With the launch of Google's hosted application suite earlier this week and the ongoing beta test of Microsoft Office Live, online application delivery appears ready to challenge the desktop computing model that has dominated since the 1980s.
But like the traditional desktop environment, Web applications have security problems. Last week, more than 60 new Web application vulnerabilities were found, according to the SANS Institute's latest @RISK bulletin. Compare that to the number of vulnerabilities found last week in Windows (2), Mac OS (2), and Linux (3), Internet Explorer (2), third party Windows apps (9), or cross-platform apps (16).
"Web applications tend to be written less tightly than other applications," says Alan Paller, director of research for computer security organization at the SANS Institute, though he notes that Google's code review process is probably more rigorous than that of an average online startup.

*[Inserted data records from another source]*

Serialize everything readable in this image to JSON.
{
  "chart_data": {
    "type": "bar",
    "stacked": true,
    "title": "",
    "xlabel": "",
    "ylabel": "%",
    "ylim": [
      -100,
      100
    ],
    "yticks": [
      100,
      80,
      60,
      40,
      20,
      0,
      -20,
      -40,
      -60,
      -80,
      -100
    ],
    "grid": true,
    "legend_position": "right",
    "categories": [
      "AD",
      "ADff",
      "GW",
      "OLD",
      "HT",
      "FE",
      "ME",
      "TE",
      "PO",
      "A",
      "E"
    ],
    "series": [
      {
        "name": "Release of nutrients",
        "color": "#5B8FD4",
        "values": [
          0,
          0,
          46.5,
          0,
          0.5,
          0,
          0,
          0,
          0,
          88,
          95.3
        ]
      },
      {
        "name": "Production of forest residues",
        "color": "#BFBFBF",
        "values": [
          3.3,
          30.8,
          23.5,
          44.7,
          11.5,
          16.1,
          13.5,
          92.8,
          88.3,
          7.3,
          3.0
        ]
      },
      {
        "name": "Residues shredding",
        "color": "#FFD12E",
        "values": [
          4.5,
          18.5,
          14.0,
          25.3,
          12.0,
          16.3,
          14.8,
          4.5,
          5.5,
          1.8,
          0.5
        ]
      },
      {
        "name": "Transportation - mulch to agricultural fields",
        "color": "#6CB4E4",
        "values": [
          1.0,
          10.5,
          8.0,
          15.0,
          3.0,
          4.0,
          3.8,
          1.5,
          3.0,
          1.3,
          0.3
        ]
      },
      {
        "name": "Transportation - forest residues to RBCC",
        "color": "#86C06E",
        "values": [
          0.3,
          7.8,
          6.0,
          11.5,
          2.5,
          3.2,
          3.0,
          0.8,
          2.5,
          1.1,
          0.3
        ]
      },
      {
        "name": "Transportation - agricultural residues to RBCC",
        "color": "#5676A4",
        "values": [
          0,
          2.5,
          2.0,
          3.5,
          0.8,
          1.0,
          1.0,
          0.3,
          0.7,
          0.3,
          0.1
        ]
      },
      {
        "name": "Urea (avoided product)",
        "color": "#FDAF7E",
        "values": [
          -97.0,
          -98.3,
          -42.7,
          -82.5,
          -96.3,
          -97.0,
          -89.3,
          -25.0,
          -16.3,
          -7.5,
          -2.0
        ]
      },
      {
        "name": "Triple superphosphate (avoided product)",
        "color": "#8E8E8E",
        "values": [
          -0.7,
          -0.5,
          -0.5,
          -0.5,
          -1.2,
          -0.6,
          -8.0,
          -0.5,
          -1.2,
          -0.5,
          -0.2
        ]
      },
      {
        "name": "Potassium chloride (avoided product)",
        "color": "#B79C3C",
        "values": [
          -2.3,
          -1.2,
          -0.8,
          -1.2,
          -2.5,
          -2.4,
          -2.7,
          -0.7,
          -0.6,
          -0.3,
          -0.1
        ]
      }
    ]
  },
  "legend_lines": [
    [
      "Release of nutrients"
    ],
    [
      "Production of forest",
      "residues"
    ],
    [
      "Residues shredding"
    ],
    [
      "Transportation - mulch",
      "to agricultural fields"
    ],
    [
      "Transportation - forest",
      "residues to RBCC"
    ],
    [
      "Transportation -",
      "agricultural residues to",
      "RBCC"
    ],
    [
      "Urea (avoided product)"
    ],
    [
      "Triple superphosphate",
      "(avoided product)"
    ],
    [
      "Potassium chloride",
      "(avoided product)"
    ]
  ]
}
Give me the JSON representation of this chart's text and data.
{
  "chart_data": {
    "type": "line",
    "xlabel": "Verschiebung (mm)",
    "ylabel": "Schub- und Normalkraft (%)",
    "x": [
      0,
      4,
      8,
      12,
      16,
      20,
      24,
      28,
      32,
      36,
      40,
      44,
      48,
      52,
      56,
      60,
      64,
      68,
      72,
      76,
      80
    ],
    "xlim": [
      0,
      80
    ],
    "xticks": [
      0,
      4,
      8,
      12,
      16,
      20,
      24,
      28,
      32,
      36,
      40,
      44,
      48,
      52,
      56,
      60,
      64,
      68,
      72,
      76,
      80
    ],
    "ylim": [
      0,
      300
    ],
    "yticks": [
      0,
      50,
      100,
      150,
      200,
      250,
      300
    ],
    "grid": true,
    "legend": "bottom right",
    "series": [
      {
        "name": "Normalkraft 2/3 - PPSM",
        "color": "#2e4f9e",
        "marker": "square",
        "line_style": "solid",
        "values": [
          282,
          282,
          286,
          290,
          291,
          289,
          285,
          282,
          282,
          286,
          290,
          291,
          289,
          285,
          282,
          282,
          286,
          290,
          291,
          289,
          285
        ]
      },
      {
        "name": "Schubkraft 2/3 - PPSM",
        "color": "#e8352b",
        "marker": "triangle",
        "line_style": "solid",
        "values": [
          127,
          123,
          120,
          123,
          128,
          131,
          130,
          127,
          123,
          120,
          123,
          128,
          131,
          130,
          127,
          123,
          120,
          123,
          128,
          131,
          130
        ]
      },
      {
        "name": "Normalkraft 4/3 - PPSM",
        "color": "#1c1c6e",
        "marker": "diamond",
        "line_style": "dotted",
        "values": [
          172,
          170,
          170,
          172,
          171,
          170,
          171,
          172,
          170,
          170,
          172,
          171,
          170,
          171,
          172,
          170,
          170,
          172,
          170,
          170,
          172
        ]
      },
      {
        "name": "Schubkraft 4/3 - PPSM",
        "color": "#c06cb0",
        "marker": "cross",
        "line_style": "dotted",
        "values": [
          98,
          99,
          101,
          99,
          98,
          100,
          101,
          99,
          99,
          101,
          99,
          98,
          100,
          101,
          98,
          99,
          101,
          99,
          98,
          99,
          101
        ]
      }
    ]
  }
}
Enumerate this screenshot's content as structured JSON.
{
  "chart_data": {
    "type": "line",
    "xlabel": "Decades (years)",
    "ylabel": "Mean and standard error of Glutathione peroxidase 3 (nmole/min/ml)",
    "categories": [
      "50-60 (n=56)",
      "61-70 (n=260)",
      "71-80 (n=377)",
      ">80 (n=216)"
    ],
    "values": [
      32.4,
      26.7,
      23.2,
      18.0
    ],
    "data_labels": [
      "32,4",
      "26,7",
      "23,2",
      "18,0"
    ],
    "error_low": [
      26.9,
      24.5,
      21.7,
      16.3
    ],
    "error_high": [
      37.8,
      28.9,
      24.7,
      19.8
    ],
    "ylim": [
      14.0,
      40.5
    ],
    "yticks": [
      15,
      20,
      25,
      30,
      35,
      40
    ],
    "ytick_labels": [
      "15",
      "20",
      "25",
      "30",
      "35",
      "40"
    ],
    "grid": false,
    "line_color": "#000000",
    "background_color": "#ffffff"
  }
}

Google's apps are not among those listed in @RISK as being vulnerable.
Douglas Merrill, VP of engineering at Google, acknowledges that the programming methodology for Web apps isn't as mature as the desktop application programming model. "Anytime you have a new piece of technology, you will find more problems with it," he says.
But Merrill also says that the SANS Institute's figures don't exactly represent an apples-to-apples comparison because they don't take into account the amount of time the software has been available. "After something has been out a while, that means you shouldn't be finding as many holes in it because you've found all the early ones," he explains.